The trend has accelerated particularly quickly in mid-sized cities, which lack the tourist and cultural infrastructure that help larger metros like New York or Chicago weather occupancy downturns. In cities like Columbus, Ohio, Salt Lake City, and Raleigh, North Carolina, office vacancy rates have climbed to 22 to 28 percent in central business districts, compared to a pre-pandemic baseline of roughly 10 percent.
City officials in several of these metros have launched adaptive reuse initiatives — converting vacant office space to residential units. But the economics are difficult: many office buildings were built to layouts and infrastructure standards that make residential conversion enormously expensive. A 2023 report from the Urban Land Institute estimated that only about 15 percent of existing US office stock is suitable for straightforward conversion without major structural work.
Some cities are taking a different approach. Instead of converting office space to housing, they are incentivizing the transformation of downtown cores into mixed-use districts — with light manufacturing, arts facilities, co-working space and food markets replacing the monoculture of offices that defined these areas for decades.
Copy Edit Report — Remote Work / Downtown Vacancy Draft Style standard: AP Style | Draft stage: Final
[Tier 1] Para 1: "Bureau of Labor statistics" → "Bureau of Labor Statistics" — AP capitalizes the full formal name of federal agencies; "Statistics" is part of the proper noun.
[Tier 1] Para 1: "US cities" → "U.S. cities" — AP uses periods in "U.S." as a modifier before a noun.
[Tier 1] Para 2: "Dr.

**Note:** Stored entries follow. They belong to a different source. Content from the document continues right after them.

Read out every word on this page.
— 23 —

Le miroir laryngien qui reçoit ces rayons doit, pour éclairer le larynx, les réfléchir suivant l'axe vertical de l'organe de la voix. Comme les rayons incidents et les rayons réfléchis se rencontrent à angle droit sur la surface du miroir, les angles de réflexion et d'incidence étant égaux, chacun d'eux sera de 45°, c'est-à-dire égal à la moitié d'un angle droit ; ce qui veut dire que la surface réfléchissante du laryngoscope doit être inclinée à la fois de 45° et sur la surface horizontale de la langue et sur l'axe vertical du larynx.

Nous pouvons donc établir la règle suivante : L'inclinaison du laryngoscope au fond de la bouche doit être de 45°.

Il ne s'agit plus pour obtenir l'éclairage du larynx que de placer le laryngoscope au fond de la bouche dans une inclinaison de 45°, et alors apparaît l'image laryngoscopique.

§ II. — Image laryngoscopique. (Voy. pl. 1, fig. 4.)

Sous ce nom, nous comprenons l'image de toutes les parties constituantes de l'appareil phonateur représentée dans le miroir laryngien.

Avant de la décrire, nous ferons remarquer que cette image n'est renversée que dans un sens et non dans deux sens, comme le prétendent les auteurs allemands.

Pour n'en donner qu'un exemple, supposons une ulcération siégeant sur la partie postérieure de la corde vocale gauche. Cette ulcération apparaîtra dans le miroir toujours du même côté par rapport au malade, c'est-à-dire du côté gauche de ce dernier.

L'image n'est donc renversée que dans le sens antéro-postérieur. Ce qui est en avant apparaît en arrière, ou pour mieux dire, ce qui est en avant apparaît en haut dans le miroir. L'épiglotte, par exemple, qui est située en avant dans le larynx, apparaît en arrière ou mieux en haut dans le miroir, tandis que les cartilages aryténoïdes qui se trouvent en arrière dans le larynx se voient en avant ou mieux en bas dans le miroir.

Martina Flores" → "Martina Flores" on first reference — AP style does not use courtesy titles (Dr., Mr., Ms.) on first reference for non-medical doctors in news copy. Acceptable to add "urban economist" identification instead.

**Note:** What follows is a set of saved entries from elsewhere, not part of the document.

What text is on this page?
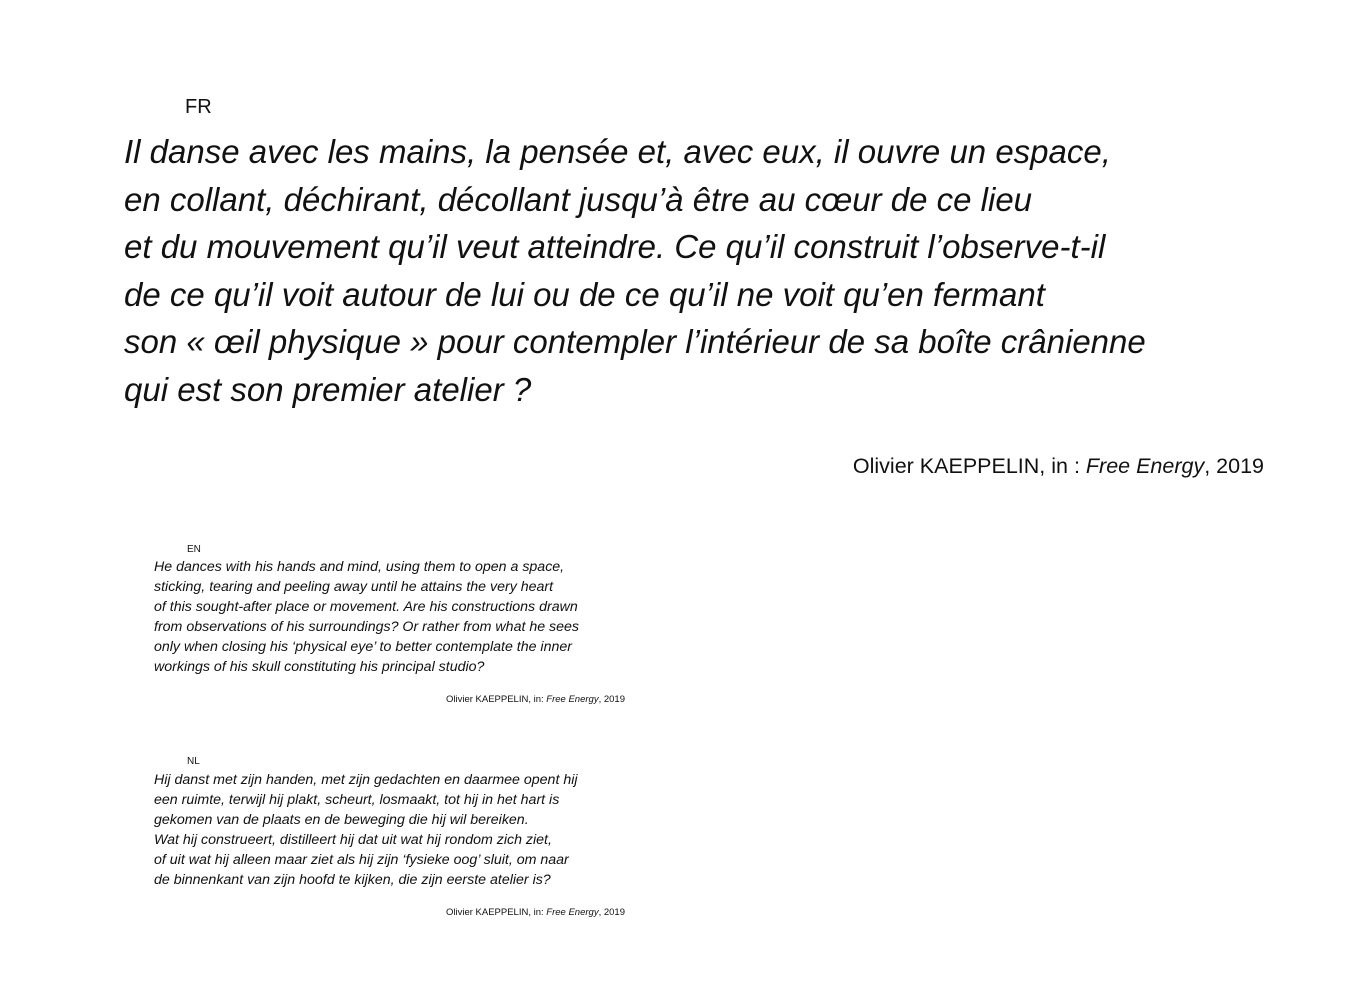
FR
Il danse avec les mains, la pensée et, avec eux, il ouvre un espace,
en collant, déchirant, décollant jusqu’à être au cœur de ce lieu
et du mouvement qu’il veut atteindre. Ce qu’il construit l’observe-t-il
de ce qu’il voit autour de lui ou de ce qu’il ne voit qu’en fermant
son « œil physique » pour contempler l’intérieur de sa boîte crânienne
qui est son premier atelier ?
Olivier KAEPPELIN, in : Free Energy, 2019
EN
He dances with his hands and mind, using them to open a space,
sticking, tearing and peeling away until he attains the very heart
of this sought-after place or movement. Are his constructions drawn
from observations of his surroundings? Or rather from what he sees
only when closing his ‘physical eye’ to better contemplate the inner
workings of his skull constituting his principal studio?
Olivier KAEPPELIN, in: Free Energy, 2019
NL
Hij danst met zijn handen, met zijn gedachten en daarmee opent hij
een ruimte, terwijl hij plakt, scheurt, losmaakt, tot hij in het hart is
gekomen van de plaats en de beweging die hij wil bereiken.
Wat hij construeert, distilleert hij dat uit wat hij rondom zich ziet,
of uit wat hij alleen maar ziet als hij zijn ‘fysieke oog’ sluit, om naar
de binnenkant van zijn hoofd te kijken, die zijn eerste atelier is?
Olivier KAEPPELIN, in: Free Energy, 2019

[Tier 1] Para 2: "the ones who are re-thinking" → "the ones that are rethinking" — AP hyphenation: "rethink" is not hyphenated as a standard compound verb. Also: "ones who" applies to people; "ones that" is preferred for a general category reference in this context.
[Tier 2] Para 3: "mid-sized cities" — later in para 5 this appears as "mixed-use districts" (correctly hyphenated as a modifier). Confirm "mid-sized" hyphenation is intentional and consistent with any other mid- compounds in the full piece.*
[Tier 1] Para 3: "New York or Chicago" — if this is an exhaustive list of two, no comma needed; if part of a longer pattern, confirm serial comma usage is consistent with AP (no Oxford comma in AP).*
[Tier 2] Para 3: "22 to 28 percent" — AP style uses numerals for percentages with "percent" spelled out (not %). Verify this is consistent throughout the full draft, particularly in any data-heavy paragraphs not included here.*
[Tier 3] Para 4: "enormously expensive" → consider "prohibitively expensive" — Not an error, but "enormously" is informal relative to the register of the rest of the piece; "prohibitively" is more precise to the economic argument being made.
[Tier 1] Para 5: "co-working space and food markets" — if this is an AP-style list of three or more items, add a comma after "co-working space": "co-working space, and food markets" is incorrect in AP (no serial comma); "co-working space and food markets" is correct only as a two-item list. Verify whether this is meant to be a two-item list or whether items were inadvertently omitted.*
Summary
6 Tier 1 errors (must correct before submission), 2 Tier 2 inconsistencies (verify consistency across the full draft), 1 Tier 3 suggestion (optional). The draft reads cleanly overall — the issues are primarily style-standard compliance rather than clarity or grammar problems. Ready to submit after Tier 1 corrections are applied and Tier 2 items are verified against the full piece.